現実離れした勝利で「とても感情的な週」を締めくくったバッカニアーズQBブレイディ
2021年10月04日(月) 23:02現地3日(日)にニューイングランド・ペイトリオッツと対戦したタンパベイ・バッカニアーズが最初のドライブでフィールドに出た際、ブーイングが起こった。そのブーイングはスタジアムにいた全員――ファンはもちろんのこと、クオーターバック(QB)トム・ブレイディ、そしてニューイングランド・ペイトリオッツのヘッドコーチ(HC)ビル・ベリチックも――が抱えていた葛藤をよく表していたのかもしれない。
彼らが目にしたのは、時代をけん引した非凡なクオーターバックがかつてとは別のユニフォームを着て、関係が悪化したとされるチームと対戦するというNFL史上最も奇妙な光景だった。
ひとたび試合が終われば、ベリチックHCはノスタルジーに浸っている場合ではなくなった。ブレイディと初めて対峙したときの感想を聞かれたベリチックHCは歯切れよく次のように答えている。
「われわれは守備の練習で毎日トム・ブレイディと向き合っていた。つまり、トム・ブレイディがわれわれにとって初見だったわけではない」
その後、ブレイディと話すためにバッカニアーズのロッカールームに入ったベリチックHCは25分近くもそこで過ごしていた。
バッカニアーズの勝利後、ブレイディは旧HCやチームメイトと抱擁を交わしている。
ブレイディはチームに対し、自身や自身を取り巻くストーリーを気にせず、試合に勝つことに集中するように伝えていたと、ランニングバック(RB)レナード・フォーネットは話している。
バッカニアーズHCのブルース・エリアンスはこう語った。
「彼にとってはとても特別なことだと思う。この1週間、心の中に秘めていたものを彼は今、吐き出しているのかもしれないね。しかし、彼にとっては大きな一週間だったが、チームにとってはもっと大きな一週間だった。これはクオーターバックとコーチの問題だと言う人たちに対して私はとても、とてもフラストレーションを感じていた。これはチームスポーツだ。この試合はバックスが勝ったのだ。われわれがペイトリオッツに勝った。皆、これがチームゲームだということを見失っていた。誰もがこの試合をブレイディとベリチックのものにしたがっていた。ビルは一度もプレーしていなかったのに。彼が率いる22人の選手は全力でプレーしていたし、彼はきっとそうさせると思っていた。われわれの22人の選手も全力でプレーしていた。その中の一人がたまたまブレイディだっただけだ」
20年の月日と思いがつまった夜がついに終わりを告げたとき、ブレイディは古巣凱旋に際して自分に影響を与えてくれたニューイングランドの人々について考えながら「とても感情的な1週間」を過ごしたと認めている。
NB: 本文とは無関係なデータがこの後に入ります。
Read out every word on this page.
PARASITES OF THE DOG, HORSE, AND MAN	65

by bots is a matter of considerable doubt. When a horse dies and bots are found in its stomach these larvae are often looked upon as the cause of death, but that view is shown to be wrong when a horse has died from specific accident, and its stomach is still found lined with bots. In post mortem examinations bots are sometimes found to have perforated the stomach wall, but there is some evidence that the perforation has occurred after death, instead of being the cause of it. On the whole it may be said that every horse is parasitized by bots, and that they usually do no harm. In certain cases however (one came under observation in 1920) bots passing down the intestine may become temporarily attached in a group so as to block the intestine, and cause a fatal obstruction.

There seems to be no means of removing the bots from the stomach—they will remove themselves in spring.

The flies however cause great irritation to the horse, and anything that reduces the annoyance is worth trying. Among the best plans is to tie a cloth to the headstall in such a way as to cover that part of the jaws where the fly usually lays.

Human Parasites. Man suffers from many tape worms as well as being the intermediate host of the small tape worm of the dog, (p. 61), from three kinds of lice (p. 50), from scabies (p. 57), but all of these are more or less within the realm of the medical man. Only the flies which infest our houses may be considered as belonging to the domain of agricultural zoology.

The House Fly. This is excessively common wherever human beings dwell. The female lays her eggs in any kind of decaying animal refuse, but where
また、ファンからの扱いについては期待しないようにしていたようだ。
しかし、彼らは「最高」だったとブレイディは言う。
ベリチックHCとの関係についてブレイディは「僕が見た中で、本当に正確なことを言っているものは何もない。そういうものは絶対に僕の個人的な感情や信念から来るものじゃない。コーチとしての彼、そしてこの組織のさまざまな人々を尊敬している」と言いながらも、互いに何を話したかについては明かさなかった。
自身の傑出したキャリアのほとんどを生み出したジレット・スタジアムでの試合は今回が最後だという可能性はあるのかと問われたブレイディ。ブレイディは現在44歳で、バッカニアーズが次にここでプレーする可能性があるのは2023年だ。
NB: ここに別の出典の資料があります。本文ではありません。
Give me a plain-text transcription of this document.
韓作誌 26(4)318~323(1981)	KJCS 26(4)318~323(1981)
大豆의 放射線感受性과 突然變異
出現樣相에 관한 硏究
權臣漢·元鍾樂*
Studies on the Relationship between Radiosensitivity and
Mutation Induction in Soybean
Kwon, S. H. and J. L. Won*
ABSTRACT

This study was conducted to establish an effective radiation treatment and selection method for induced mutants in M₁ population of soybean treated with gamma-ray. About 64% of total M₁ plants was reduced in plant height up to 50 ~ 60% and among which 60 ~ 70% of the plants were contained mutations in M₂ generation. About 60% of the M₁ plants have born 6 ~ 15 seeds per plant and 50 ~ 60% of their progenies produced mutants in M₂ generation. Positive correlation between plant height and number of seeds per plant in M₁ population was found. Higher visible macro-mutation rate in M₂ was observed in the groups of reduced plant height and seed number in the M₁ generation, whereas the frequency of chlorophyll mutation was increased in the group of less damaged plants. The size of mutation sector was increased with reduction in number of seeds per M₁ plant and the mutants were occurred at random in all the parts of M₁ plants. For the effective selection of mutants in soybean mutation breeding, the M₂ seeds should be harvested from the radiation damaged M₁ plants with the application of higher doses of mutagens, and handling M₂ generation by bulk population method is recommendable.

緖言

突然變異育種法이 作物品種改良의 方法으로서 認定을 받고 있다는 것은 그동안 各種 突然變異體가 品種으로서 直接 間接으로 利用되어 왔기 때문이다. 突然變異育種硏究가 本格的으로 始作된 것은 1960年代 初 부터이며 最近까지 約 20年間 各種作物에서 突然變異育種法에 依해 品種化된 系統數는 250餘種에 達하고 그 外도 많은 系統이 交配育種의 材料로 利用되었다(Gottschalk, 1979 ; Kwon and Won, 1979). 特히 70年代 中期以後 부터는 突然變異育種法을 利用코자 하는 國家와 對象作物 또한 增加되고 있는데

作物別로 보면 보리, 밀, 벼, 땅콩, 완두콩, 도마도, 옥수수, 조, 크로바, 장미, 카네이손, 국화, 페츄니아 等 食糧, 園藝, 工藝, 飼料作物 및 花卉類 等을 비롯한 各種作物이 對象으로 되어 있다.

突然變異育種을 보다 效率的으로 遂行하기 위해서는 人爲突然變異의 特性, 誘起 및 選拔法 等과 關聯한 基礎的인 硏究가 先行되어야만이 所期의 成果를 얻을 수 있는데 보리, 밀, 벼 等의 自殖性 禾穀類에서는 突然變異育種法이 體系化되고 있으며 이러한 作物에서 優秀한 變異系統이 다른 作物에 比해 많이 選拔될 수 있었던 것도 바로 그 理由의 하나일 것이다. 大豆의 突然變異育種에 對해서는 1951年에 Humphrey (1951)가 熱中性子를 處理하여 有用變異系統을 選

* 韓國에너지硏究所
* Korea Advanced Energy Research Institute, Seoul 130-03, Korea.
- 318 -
「将来、どうなるかは分からない。もしかしたら、ここに戻ってくるチャンスがあるかもしれない」とブレイディは答えている。
チームの勝利はもちろん、得た反応や受けた扱いがそうさせたのか、月曜朝のブレイディの声は大部分において平穏そのものだった。
ブレイディは「僕はいつもこのコミュニティの一部だと感じている。僕にとってはアメージングな場所だった。今でもそうだ」とコメントしている。
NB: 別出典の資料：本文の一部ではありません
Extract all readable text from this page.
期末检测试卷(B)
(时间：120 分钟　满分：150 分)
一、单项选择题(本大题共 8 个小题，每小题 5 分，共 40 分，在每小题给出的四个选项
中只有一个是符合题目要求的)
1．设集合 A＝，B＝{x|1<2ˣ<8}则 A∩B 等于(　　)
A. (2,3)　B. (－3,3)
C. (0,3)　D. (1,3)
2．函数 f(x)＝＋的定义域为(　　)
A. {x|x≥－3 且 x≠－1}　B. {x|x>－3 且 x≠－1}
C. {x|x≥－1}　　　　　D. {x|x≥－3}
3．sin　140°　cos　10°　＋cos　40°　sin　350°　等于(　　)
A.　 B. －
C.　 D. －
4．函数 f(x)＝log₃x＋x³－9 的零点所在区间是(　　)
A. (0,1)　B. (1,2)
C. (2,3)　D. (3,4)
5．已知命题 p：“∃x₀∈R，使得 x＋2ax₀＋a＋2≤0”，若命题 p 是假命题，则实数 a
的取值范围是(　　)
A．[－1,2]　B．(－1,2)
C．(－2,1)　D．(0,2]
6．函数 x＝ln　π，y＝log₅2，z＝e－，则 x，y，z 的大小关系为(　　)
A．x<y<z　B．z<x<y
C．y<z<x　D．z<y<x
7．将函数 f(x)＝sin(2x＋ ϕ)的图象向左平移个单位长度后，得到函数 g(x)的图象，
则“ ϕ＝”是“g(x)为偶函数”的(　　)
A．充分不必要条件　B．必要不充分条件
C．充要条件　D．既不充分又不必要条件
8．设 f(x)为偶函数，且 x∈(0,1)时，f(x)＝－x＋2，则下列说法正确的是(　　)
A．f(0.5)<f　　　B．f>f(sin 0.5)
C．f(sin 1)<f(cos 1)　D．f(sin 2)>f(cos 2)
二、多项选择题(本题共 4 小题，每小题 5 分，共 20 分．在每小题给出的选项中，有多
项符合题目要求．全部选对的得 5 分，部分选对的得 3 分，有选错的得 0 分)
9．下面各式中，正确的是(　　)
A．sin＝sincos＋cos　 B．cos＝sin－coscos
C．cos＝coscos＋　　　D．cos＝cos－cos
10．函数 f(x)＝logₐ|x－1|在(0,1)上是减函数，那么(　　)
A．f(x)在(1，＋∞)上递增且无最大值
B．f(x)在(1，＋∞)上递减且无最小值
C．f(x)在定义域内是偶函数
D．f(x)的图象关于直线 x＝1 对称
ブレイディはこの試合で史上最多パスヤードを更新した。記録を樹立したのはバッカニアーズの一員としてだったが、たとえそのブレイディに負かされたとしても、もう一度ジレット・スタジアムで伝説のクオーターバックがプレーするのを見に来たすべての人々が、雨の中で立ち上がってそれを見届けている。
「これまでに僕のパスを受けたすべての人たちが、彼らのおかげでこのものすごくクールな記録ができたと思って、笑顔になってくれるといいね」とブレイディは語った。
彼のパスを見守ってきた多くの人々も、やはり笑顔を浮かべたことだろう。